The central bank’s announcement also clarified that “when it comes to resolution, the capital supplement bonds can be written down or swapped into equities”.
It means the country could soon issue a new type of bond designed with specific conditions when it needs to be swapped into equity as the bail-in procedure starts, or the special type of the so-called tier-two capital supplement bond, according to Lu Zhengwei, an economist with the Industrial Bank.
It is also possible to create a type of bond without fixed maturity in the future, he said.

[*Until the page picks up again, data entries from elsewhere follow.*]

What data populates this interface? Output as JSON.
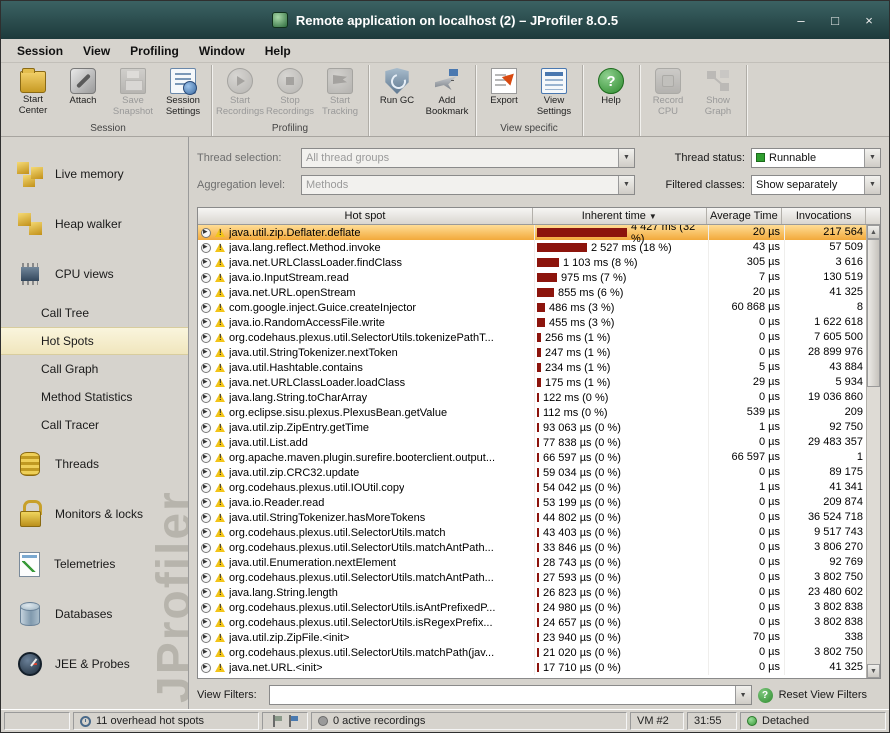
{
  "window": {
    "title": "Remote application on localhost (2) – JProfiler 8.O.5",
    "controls": {
      "minimize": "–",
      "maximize": "□",
      "close": "×"
    }
  },
  "menu": [
    "Session",
    "View",
    "Profiling",
    "Window",
    "Help"
  ],
  "toolbar": {
    "groups": [
      {
        "label": "Session",
        "buttons": [
          {
            "name": "start-center",
            "label": "Start Center",
            "disabled": false
          },
          {
            "name": "attach",
            "label": "Attach",
            "disabled": false
          },
          {
            "name": "save-snapshot",
            "label": "Save Snapshot",
            "disabled": true
          },
          {
            "name": "session-settings",
            "label": "Session Settings",
            "disabled": false
          }
        ]
      },
      {
        "label": "Profiling",
        "buttons": [
          {
            "name": "start-recordings",
            "label": "Start Recordings",
            "disabled": true
          },
          {
            "name": "stop-recordings",
            "label": "Stop Recordings",
            "disabled": true
          },
          {
            "name": "start-tracking",
            "label": "Start Tracking",
            "disabled": true
          }
        ]
      },
      {
        "label": "",
        "buttons": [
          {
            "name": "run-gc",
            "label": "Run GC",
            "disabled": false
          },
          {
            "name": "add-bookmark",
            "label": "Add Bookmark",
            "disabled": false
          }
        ]
      },
      {
        "label": "View specific",
        "buttons": [
          {
            "name": "export",
            "label": "Export",
            "disabled": false
          },
          {
            "name": "view-settings",
            "label": "View Settings",
            "disabled": false
          }
        ]
      },
      {
        "label": "",
        "buttons": [
          {
            "name": "help",
            "label": "Help",
            "disabled": false
          }
        ]
      },
      {
        "label": "",
        "buttons": [
          {
            "name": "record-cpu",
            "label": "Record CPU",
            "disabled": true
          },
          {
            "name": "show-graph",
            "label": "Show Graph",
            "disabled": true
          }
        ]
      }
    ]
  },
  "sidebar": {
    "watermark": "JProfiler",
    "items": [
      {
        "name": "live-memory",
        "label": "Live memory",
        "icon": "memory-blocks-icon",
        "type": "top"
      },
      {
        "name": "heap-walker",
        "label": "Heap walker",
        "icon": "heap-blocks-icon",
        "type": "top"
      },
      {
        "name": "cpu-views",
        "label": "CPU views",
        "icon": "cpu-chip-icon",
        "type": "top"
      },
      {
        "name": "call-tree",
        "label": "Call Tree",
        "type": "sub",
        "selected": false
      },
      {
        "name": "hot-spots",
        "label": "Hot Spots",
        "type": "sub",
        "selected": true
      },
      {
        "name": "call-graph",
        "label": "Call Graph",
        "type": "sub",
        "selected": false
      },
      {
        "name": "method-statistics",
        "label": "Method Statistics",
        "type": "sub",
        "selected": false
      },
      {
        "name": "call-tracer",
        "label": "Call Tracer",
        "type": "sub",
        "selected": false
      },
      {
        "name": "threads",
        "label": "Threads",
        "icon": "thread-spool-icon",
        "type": "top"
      },
      {
        "name": "monitors-locks",
        "label": "Monitors & locks",
        "icon": "padlock-icon",
        "type": "top"
      },
      {
        "name": "telemetries",
        "label": "Telemetries",
        "icon": "telemetry-chart-icon",
        "type": "top"
      },
      {
        "name": "databases",
        "label": "Databases",
        "icon": "database-cylinder-icon",
        "type": "top"
      },
      {
        "name": "jee-probes",
        "label": "JEE & Probes",
        "icon": "gauge-icon",
        "type": "top"
      }
    ]
  },
  "filters": {
    "thread_selection": {
      "label": "Thread selection:",
      "value": "All thread groups",
      "disabled": true
    },
    "aggregation_level": {
      "label": "Aggregation level:",
      "value": "Methods",
      "disabled": true
    },
    "thread_status": {
      "label": "Thread status:",
      "value": "Runnable",
      "disabled": false
    },
    "filtered_classes": {
      "label": "Filtered classes:",
      "value": "Show separately",
      "disabled": false
    }
  },
  "table": {
    "columns": [
      "Hot spot",
      "Inherent time",
      "Average Time",
      "Invocations"
    ],
    "sort_column": "Inherent time",
    "sort_direction": "descending",
    "selected_index": 0,
    "rows": [
      {
        "name": "java.util.zip.Deflater.deflate",
        "time": "4 427 ms (32 %)",
        "pct": 32,
        "avg": "20 µs",
        "inv": "217 564"
      },
      {
        "name": "java.lang.reflect.Method.invoke",
        "time": "2 527 ms (18 %)",
        "pct": 18,
        "avg": "43 µs",
        "inv": "57 509"
      },
      {
        "name": "java.net.URLClassLoader.findClass",
        "time": "1 103 ms (8 %)",
        "pct": 8,
        "avg": "305 µs",
        "inv": "3 616"
      },
      {
        "name": "java.io.InputStream.read",
        "time": "975 ms (7 %)",
        "pct": 7,
        "avg": "7 µs",
        "inv": "130 519"
      },
      {
        "name": "java.net.URL.openStream",
        "time": "855 ms (6 %)",
        "pct": 6,
        "avg": "20 µs",
        "inv": "41 325"
      },
      {
        "name": "com.google.inject.Guice.createInjector",
        "time": "486 ms (3 %)",
        "pct": 3,
        "avg": "60 868 µs",
        "inv": "8"
      },
      {
        "name": "java.io.RandomAccessFile.write",
        "time": "455 ms (3 %)",
        "pct": 3,
        "avg": "0 µs",
        "inv": "1 622 618"
      },
      {
        "name": "org.codehaus.plexus.util.SelectorUtils.tokenizePathT...",
        "time": "256 ms (1 %)",
        "pct": 1,
        "avg": "0 µs",
        "inv": "7 605 500"
      },
      {
        "name": "java.util.StringTokenizer.nextToken",
        "time": "247 ms (1 %)",
        "pct": 1,
        "avg": "0 µs",
        "inv": "28 899 976"
      },
      {
        "name": "java.util.Hashtable.contains",
        "time": "234 ms (1 %)",
        "pct": 1,
        "avg": "5 µs",
        "inv": "43 884"
      },
      {
        "name": "java.net.URLClassLoader.loadClass",
        "time": "175 ms (1 %)",
        "pct": 1,
        "avg": "29 µs",
        "inv": "5 934"
      },
      {
        "name": "java.lang.String.toCharArray",
        "time": "122 ms (0 %)",
        "pct": 0,
        "avg": "0 µs",
        "inv": "19 036 860"
      },
      {
        "name": "org.eclipse.sisu.plexus.PlexusBean.getValue",
        "time": "112 ms (0 %)",
        "pct": 0,
        "avg": "539 µs",
        "inv": "209"
      },
      {
        "name": "java.util.zip.ZipEntry.getTime",
        "time": "93 063 µs (0 %)",
        "pct": 0,
        "avg": "1 µs",
        "inv": "92 750"
      },
      {
        "name": "java.util.List.add",
        "time": "77 838 µs (0 %)",
        "pct": 0,
        "avg": "0 µs",
        "inv": "29 483 357"
      },
      {
        "name": "org.apache.maven.plugin.surefire.booterclient.output...",
        "time": "66 597 µs (0 %)",
        "pct": 0,
        "avg": "66 597 µs",
        "inv": "1"
      },
      {
        "name": "java.util.zip.CRC32.update",
        "time": "59 034 µs (0 %)",
        "pct": 0,
        "avg": "0 µs",
        "inv": "89 175"
      },
      {
        "name": "org.codehaus.plexus.util.IOUtil.copy",
        "time": "54 042 µs (0 %)",
        "pct": 0,
        "avg": "1 µs",
        "inv": "41 341"
      },
      {
        "name": "java.io.Reader.read",
        "time": "53 199 µs (0 %)",
        "pct": 0,
        "avg": "0 µs",
        "inv": "209 874"
      },
      {
        "name": "java.util.StringTokenizer.hasMoreTokens",
        "time": "44 802 µs (0 %)",
        "pct": 0,
        "avg": "0 µs",
        "inv": "36 524 718"
      },
      {
        "name": "org.codehaus.plexus.util.SelectorUtils.match",
        "time": "43 403 µs (0 %)",
        "pct": 0,
        "avg": "0 µs",
        "inv": "9 517 743"
      },
      {
        "name": "org.codehaus.plexus.util.SelectorUtils.matchAntPath...",
        "time": "33 846 µs (0 %)",
        "pct": 0,
        "avg": "0 µs",
        "inv": "3 806 270"
      },
      {
        "name": "java.util.Enumeration.nextElement",
        "time": "28 743 µs (0 %)",
        "pct": 0,
        "avg": "0 µs",
        "inv": "92 769"
      },
      {
        "name": "org.codehaus.plexus.util.SelectorUtils.matchAntPath...",
        "time": "27 593 µs (0 %)",
        "pct": 0,
        "avg": "0 µs",
        "inv": "3 802 750"
      },
      {
        "name": "java.lang.String.length",
        "time": "26 823 µs (0 %)",
        "pct": 0,
        "avg": "0 µs",
        "inv": "23 480 602"
      },
      {
        "name": "org.codehaus.plexus.util.SelectorUtils.isAntPrefixedP...",
        "time": "24 980 µs (0 %)",
        "pct": 0,
        "avg": "0 µs",
        "inv": "3 802 838"
      },
      {
        "name": "org.codehaus.plexus.util.SelectorUtils.isRegexPrefix...",
        "time": "24 657 µs (0 %)",
        "pct": 0,
        "avg": "0 µs",
        "inv": "3 802 838"
      },
      {
        "name": "java.util.zip.ZipFile.<init>",
        "time": "23 940 µs (0 %)",
        "pct": 0,
        "avg": "70 µs",
        "inv": "338"
      },
      {
        "name": "org.codehaus.plexus.util.SelectorUtils.matchPath(jav...",
        "time": "21 020 µs (0 %)",
        "pct": 0,
        "avg": "0 µs",
        "inv": "3 802 750"
      },
      {
        "name": "java.net.URL.<init>",
        "time": "17 710 µs (0 %)",
        "pct": 0,
        "avg": "0 µs",
        "inv": "41 325"
      }
    ]
  },
  "view_filters": {
    "label": "View Filters:",
    "value": "",
    "reset_label": "Reset View Filters"
  },
  "statusbar": {
    "hotspots": "11 overhead hot spots",
    "recordings": "0 active recordings",
    "vm": "VM #2",
    "time": "31:55",
    "state": "Detached"
  },
  "colors": {
    "titlebar": "#2c5253",
    "selected_row_top": "#ffdd96",
    "selected_row_bottom": "#f2a93b",
    "time_bar": "#8c140c",
    "sidebar_selected": "#f5eecb",
    "status_green": "#3a9a3a",
    "warning_yellow": "#f3c518"
  }
}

As China’s financial regulation has been further tightened during the past year, especially to limit the less-transparent and high risky shadow banking activities, commercial banks are facing increased pressure on capital management－which is usually one of the central approaches to prevent risks.
Chinese banks, especially the listed ones, are actively exploring alternative financing channels to improve their capital management capabilities and promote the efficient use of capital.
According to data from China Banking Regulatory Commission, by the end of 2017, Chinese commercial banks’ capital adequacy ratio averaged 13.65 percent, up 0.37 percentage points since 2016.
Sun Haibo, president of the Shanghai Faxun Financial Information Service, said that as the off-balance sheet lending may require to be recorded back onto commercial bank’s balance sheet in the future, the central bank’s move is to lead them onto a “new path” to meet the regulatory standard and prevent systemic financial risks.
As of today, four Chinese banks are identified as G-SIBs: the Industrial and Commercial Bank of China, China Construction Bank, Agricultural Bank of China and Bank of China.